A new Internet of Things botnet, dubbed "IOTroop," is growing at a faster pace than Mirai, and can potentially cause greater damage, according to Check Point Software Technologies.
A new Internet of Things botnet, dubbed "IOTroop," is growing at a faster pace than Mirai, and can potentially cause greater damage, according to Check Point Software Technologies.

Just prior to the one-year anniversary of the Mirai Internet of Things (IoT) botnet's infamous DDoS attack on Dyn, researchers disclosed the existence of an even more evolved Internet of Things botnet that has already secretly infected a million organizations.

In a company blog post on Thursday, the Check Point Software Technologies researchers who discovered the threat warn that the botnet, dubbed "IOTroop," is growing at a faster pace than Mirai, and can potentially cause greater damage.

The Oct. 21, 2016 Mirai attack disrupted websites operations across North America and Europe after attackers flooded DNS service Dyn with malicious lookup requests from connected devices such as IP cameras, DVRs, and routers. These devices were all infected with Mira malware whose source code had been released publicly into the wild by its author.

Mirai's possible heir apparent, IOTroop, was first detected in late September, as Check Point researchers identified attempts to exploit multiple vulnerabilities in IoT devices from such manufacturers as GoAhead, D-Link, TP-Link, AVTECH, NETGEAR, MikroTik, Linksys, Synology, and others.

A technical analysis of IOTroop revealed that it shares some source code with Mirai, suggesting that the two threats are linked. However, the new botnet is more sophisticated than it's predecessor, and its ultimate purpose remains unknown.

"It has the same technical capabilities, and then over 100 additional functions added to it," said Maya Horowitz, Check Point's group manager of threat intelligence, in an interview with SC Media. "The most interesting differentiator we've exposed so far is that it exploits vulnerabilities in expanding the network, rather than only compromising devices that have factory default credentials set."

Check Point has determined that infected IOTroop devices are essentially reprogrammed to self-propagate, spreading the malware to additional IoT products. In one case, researchers found that a GoAhead camera's System.ini file, which ordinarily contains the user's credentials, instead had a modified version featuring a "Netcat" command that opened a reverse shell to the attacker's IP. "This tells us that this machine was merely one link in the chain, and that it was both infected and then also transmitting the infection," Check Point explains in a more detailed research report.

The GoAhead camera was exploited via CVE-2017-8225, a critical information disclosure vulnerability in Wireless IP (P2P) WIFICAM cameras, which was discovered last April. But there are more bugs where that come from, as the botnet continues to expand its arsenal of IoT vulnerabilities, "some of which haven't had a CVE attached to them," Horowitz said.

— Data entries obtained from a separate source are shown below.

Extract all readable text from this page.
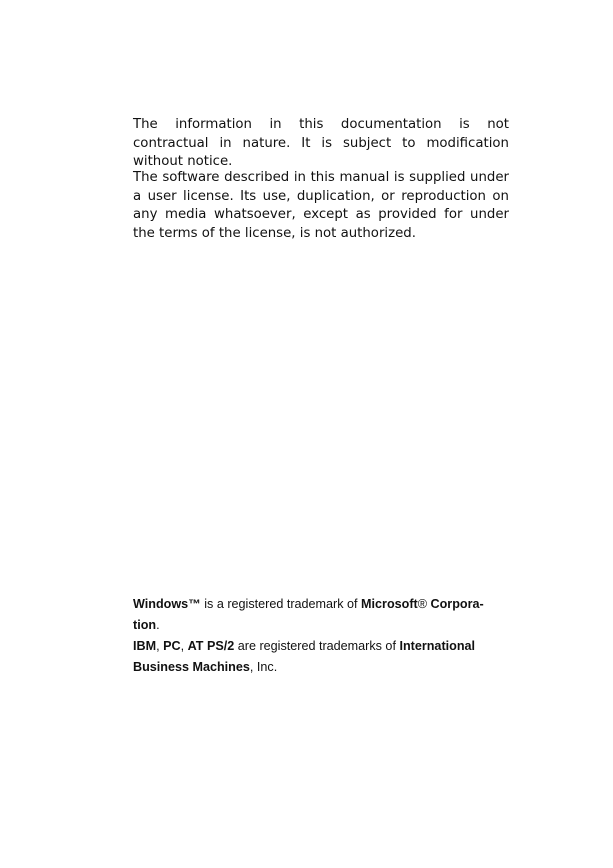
The information in this documentation is not contractual in nature. It is subject to modification without notice.

The software described in this manual is supplied under a user license. Its use, duplication, or reproduction on any media whatsoever, except as provided for under the terms of the license, is not authorized.

Windows™ is a registered trademark of Microsoft® Corpora-tion.

IBM, PC, AT PS/2 are registered trademarks of International Business Machines, Inc.
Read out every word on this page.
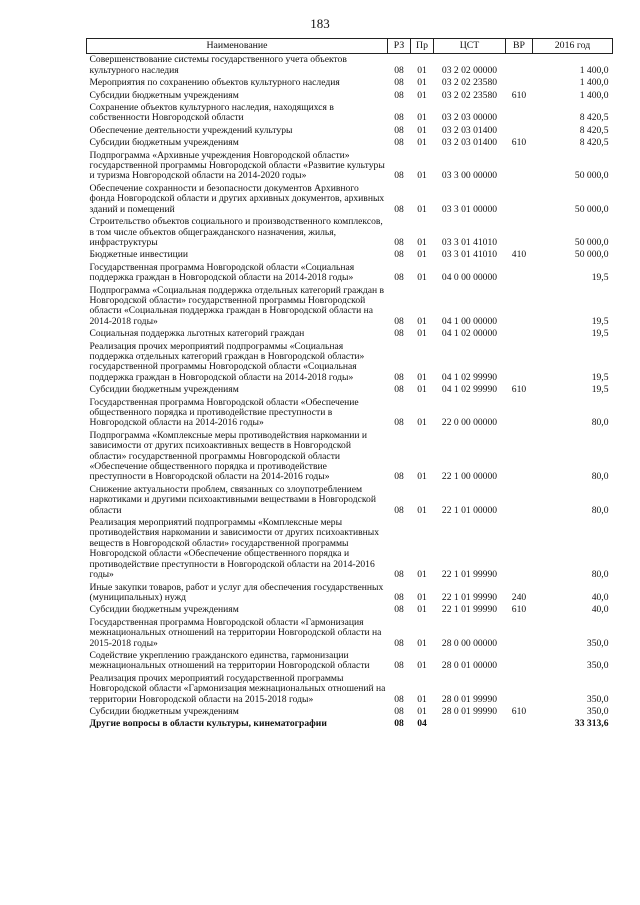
183
Наименование	РЗ	Пр	ЦСТ	ВР	2016 год
Совершенствование системы государственного учета объектов культурного наследия	08	01	03 2 02 00000		1 400,0
Мероприятия по сохранению объектов культурного наследия	08	01	03 2 02 23580		1 400,0
Субсидии бюджетным учреждениям	08	01	03 2 02 23580	610	1 400,0
Сохранение объектов культурного наследия, находящихся в собственности Новгородской области	08	01	03 2 03 00000		8 420,5
Обеспечение деятельности учреждений культуры	08	01	03 2 03 01400		8 420,5
Субсидии бюджетным учреждениям	08	01	03 2 03 01400	610	8 420,5
Подпрограмма «Архивные учреждения Новгородской области» государственной программы Новгородской области «Развитие культуры и туризма Новгородской области на 2014-2020 годы»	08	01	03 3 00 00000		50 000,0
Обеспечение сохранности и безопасности документов Архивного фонда Новгородской области и других архивных документов, архивных зданий и помещений	08	01	03 3 01 00000		50 000,0
Строительство объектов социального и производственного комплексов, в том числе объектов общегражданского назначения, жилья, инфраструктуры	08	01	03 3 01 41010		50 000,0
Бюджетные инвестиции	08	01	03 3 01 41010	410	50 000,0
Государственная программа Новгородской области «Социальная поддержка граждан в Новгородской области на 2014-2018 годы»	08	01	04 0 00 00000		19,5
Подпрограмма «Социальная поддержка отдельных категорий граждан в Новгородской области» государственной программы Новгородской области «Социальная поддержка граждан в Новгородской области на 2014-2018 годы»	08	01	04 1 00 00000		19,5
Социальная поддержка льготных категорий граждан	08	01	04 1 02 00000		19,5
Реализация прочих мероприятий подпрограммы «Социальная поддержка отдельных категорий граждан в Новгородской области» государственной программы Новгородской области «Социальная поддержка граждан в Новгородской области на 2014-2018 годы»	08	01	04 1 02 99990		19,5
Субсидии бюджетным учреждениям	08	01	04 1 02 99990	610	19,5
Государственная программа Новгородской области «Обеспечение общественного порядка и противодействие преступности в Новгородской области на 2014-2016 годы»	08	01	22 0 00 00000		80,0
Подпрограмма «Комплексные меры противодействия наркомании и зависимости от других психоактивных веществ в Новгородской области» государственной программы Новгородской области «Обеспечение общественного порядка и противодействие преступности в Новгородской области на 2014-2016 годы»	08	01	22 1 00 00000		80,0
Снижение актуальности проблем, связанных со злоупотреблением наркотиками и другими психоактивными веществами в Новгородской области	08	01	22 1 01 00000		80,0
Реализация мероприятий подпрограммы «Комплексные меры противодействия наркомании и зависимости от других психоактивных веществ в Новгородской области» государственной программы Новгородской области «Обеспечение общественного порядка и противодействие преступности в Новгородской области на 2014-2016 годы»	08	01	22 1 01 99990		80,0
Иные закупки товаров, работ и услуг для обеспечения государственных (муниципальных) нужд	08	01	22 1 01 99990	240	40,0
Субсидии бюджетным учреждениям	08	01	22 1 01 99990	610	40,0
Государственная программа Новгородской области «Гармонизация межнациональных отношений на территории Новгородской области на 2015-2018 годы»	08	01	28 0 00 00000		350,0
Содействие укреплению гражданского единства, гармонизации межнациональных отношений на территории Новгородской области	08	01	28 0 01 00000		350,0
Реализация прочих мероприятий государственной программы Новгородской области «Гармонизация межнациональных отношений на территории Новгородской области на 2015-2018 годы»	08	01	28 0 01 99990		350,0
Субсидии бюджетным учреждениям	08	01	28 0 01 99990	610	350,0
Другие вопросы в области культуры, кинематографии	08	04			33 313,6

In its blog post, Check Point has identified 15 IoT vulnerabilities seen in the context of IOTroop's bot recruitment campaign.

"The discovery of a botnet bigger and potentially more dangerous than Mirai is alarming news for businesses and consumers around the globe," said Mark Hearn, director of IoT security at digital platform security provider Irdeto, in emailed comments. "With the cross-contamination of connected devices, threats easily cross boundaries of the connected home, the connected building, mobile devices, and the enterprise."

The news of Check Point's discovery added an element of urgency to another new report, this one from Radware, which suggests that web site operators may not be adequately prepared for the next major IoT-based DDoS attack.

According to Radware, 68 of the top 100 U.S. websites still use only one DNS provider for their domain, instead of having a back-up for redundancy purposes, in case another Dyn incident occurs. Some of these 68 websites were even affected in the Oct. 21 attack.

The post's author, Radware security evangelist Ron Winward, also warned that the next attack could be worse if the perpetrators target the entire global DNS infrastructure by taking down the top DNS providers. Alternatively, the attackers could also target APIs (Application Programming Interfaces), Winward suggested.